Bach's Orchestral Suite No 3 had actually been arranged by Mendelssohn, which provided a nice transition to the second piece on the program. But it first provided a nice opening to the concert, with the wonderful "Air on the G String" artlessly standing out in all its ethereal simplicity.
Mendelssohn's Piano Concerto No 1 is only 20 minute long, but then again, why keeping on rambling on if you've already made your point, right? And the young composer certainly packed a lot in a comparatively short span, all brisk tempos and bright melodies. In the effortlessly virtuosic hands of Stephen Hough, the Romantic euphoria sprang up bubbly and intense, but always knowing its place in respect to the orchestral accompaniment.

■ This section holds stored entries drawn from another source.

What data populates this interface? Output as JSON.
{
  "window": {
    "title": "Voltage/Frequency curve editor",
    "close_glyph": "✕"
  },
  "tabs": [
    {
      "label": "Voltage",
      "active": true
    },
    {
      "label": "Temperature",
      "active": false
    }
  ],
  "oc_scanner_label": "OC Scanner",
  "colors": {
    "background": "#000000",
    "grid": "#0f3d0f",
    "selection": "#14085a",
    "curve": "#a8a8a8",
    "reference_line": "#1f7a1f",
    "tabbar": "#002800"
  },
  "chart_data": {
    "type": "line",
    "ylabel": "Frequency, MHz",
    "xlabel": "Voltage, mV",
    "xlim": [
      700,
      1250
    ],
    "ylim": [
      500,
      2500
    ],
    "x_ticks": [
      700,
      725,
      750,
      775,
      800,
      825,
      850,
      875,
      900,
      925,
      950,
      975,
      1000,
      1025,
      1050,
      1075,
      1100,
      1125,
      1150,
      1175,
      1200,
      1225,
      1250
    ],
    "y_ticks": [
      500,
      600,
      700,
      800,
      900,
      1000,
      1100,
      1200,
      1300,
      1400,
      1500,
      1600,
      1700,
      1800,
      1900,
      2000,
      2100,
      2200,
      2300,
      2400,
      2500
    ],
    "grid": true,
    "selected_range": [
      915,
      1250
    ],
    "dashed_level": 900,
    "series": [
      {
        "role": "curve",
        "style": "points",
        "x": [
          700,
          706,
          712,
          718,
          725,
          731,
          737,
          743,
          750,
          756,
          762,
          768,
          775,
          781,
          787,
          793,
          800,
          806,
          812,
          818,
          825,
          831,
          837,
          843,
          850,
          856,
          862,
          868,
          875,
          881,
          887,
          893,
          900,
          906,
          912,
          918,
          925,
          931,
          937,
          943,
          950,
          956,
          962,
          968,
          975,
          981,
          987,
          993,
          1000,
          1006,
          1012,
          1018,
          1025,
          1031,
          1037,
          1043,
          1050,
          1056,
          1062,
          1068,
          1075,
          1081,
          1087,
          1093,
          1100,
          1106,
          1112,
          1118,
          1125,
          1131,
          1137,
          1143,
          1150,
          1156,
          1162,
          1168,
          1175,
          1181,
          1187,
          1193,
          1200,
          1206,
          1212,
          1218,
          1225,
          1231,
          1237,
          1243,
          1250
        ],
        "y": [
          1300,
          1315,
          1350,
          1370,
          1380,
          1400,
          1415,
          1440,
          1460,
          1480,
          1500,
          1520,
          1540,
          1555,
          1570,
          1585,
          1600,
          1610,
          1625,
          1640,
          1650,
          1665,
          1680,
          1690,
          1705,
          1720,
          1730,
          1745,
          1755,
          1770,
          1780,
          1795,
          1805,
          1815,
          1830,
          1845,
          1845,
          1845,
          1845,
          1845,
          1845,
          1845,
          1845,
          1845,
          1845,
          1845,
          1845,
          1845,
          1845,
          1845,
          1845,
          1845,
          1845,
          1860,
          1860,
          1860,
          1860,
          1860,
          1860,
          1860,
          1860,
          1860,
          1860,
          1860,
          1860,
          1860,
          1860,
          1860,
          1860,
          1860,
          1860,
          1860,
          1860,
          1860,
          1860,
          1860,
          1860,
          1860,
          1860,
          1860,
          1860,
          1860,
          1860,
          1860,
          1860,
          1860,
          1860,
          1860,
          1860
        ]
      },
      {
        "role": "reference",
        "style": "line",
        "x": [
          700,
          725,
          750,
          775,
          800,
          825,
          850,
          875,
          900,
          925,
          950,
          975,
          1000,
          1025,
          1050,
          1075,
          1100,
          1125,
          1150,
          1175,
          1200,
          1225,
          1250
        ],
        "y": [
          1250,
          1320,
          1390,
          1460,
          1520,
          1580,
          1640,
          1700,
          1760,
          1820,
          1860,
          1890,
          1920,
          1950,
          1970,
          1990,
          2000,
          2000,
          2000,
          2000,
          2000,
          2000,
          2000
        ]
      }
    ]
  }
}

The ovation was long, loud, and eventually rewarded with an achingly delicate Traumerei. The perfect counter-balance after Mendelssohn's fireworks, Schumann's little treasure was all the more savored for its serene nature.
After the intermission, during which we rushed out to warm up on the balcony, we giddily went back to our seats and for a few minutes even forgot the frigid temperatures in the concert hall, carried away that we were by the Jupiter's attention-grabbing, vibrantly contrasting opening. And it only got better as the sprawling symphony magnificently unfolded. International conductor Andrew Manze had for sure hit the bull's eye for its first gig with the Mostly Mozart Festival and he did not spare any effort. Under some rather inconspicuous looks he obviously nurtures a passionate soul, which became quite apparent as he was vigorously leading the orchestra into an energy-filled, impeccably informed and all-around impressive performance. Now I can say that beside some brilliant distractions from Beethoven, Brahms, Schubert and Mendelssohn, I finally heard some truly kick-ass Mozart at the Mostly Mozart Festival, and was able to subsequently go home with complete peace of mind.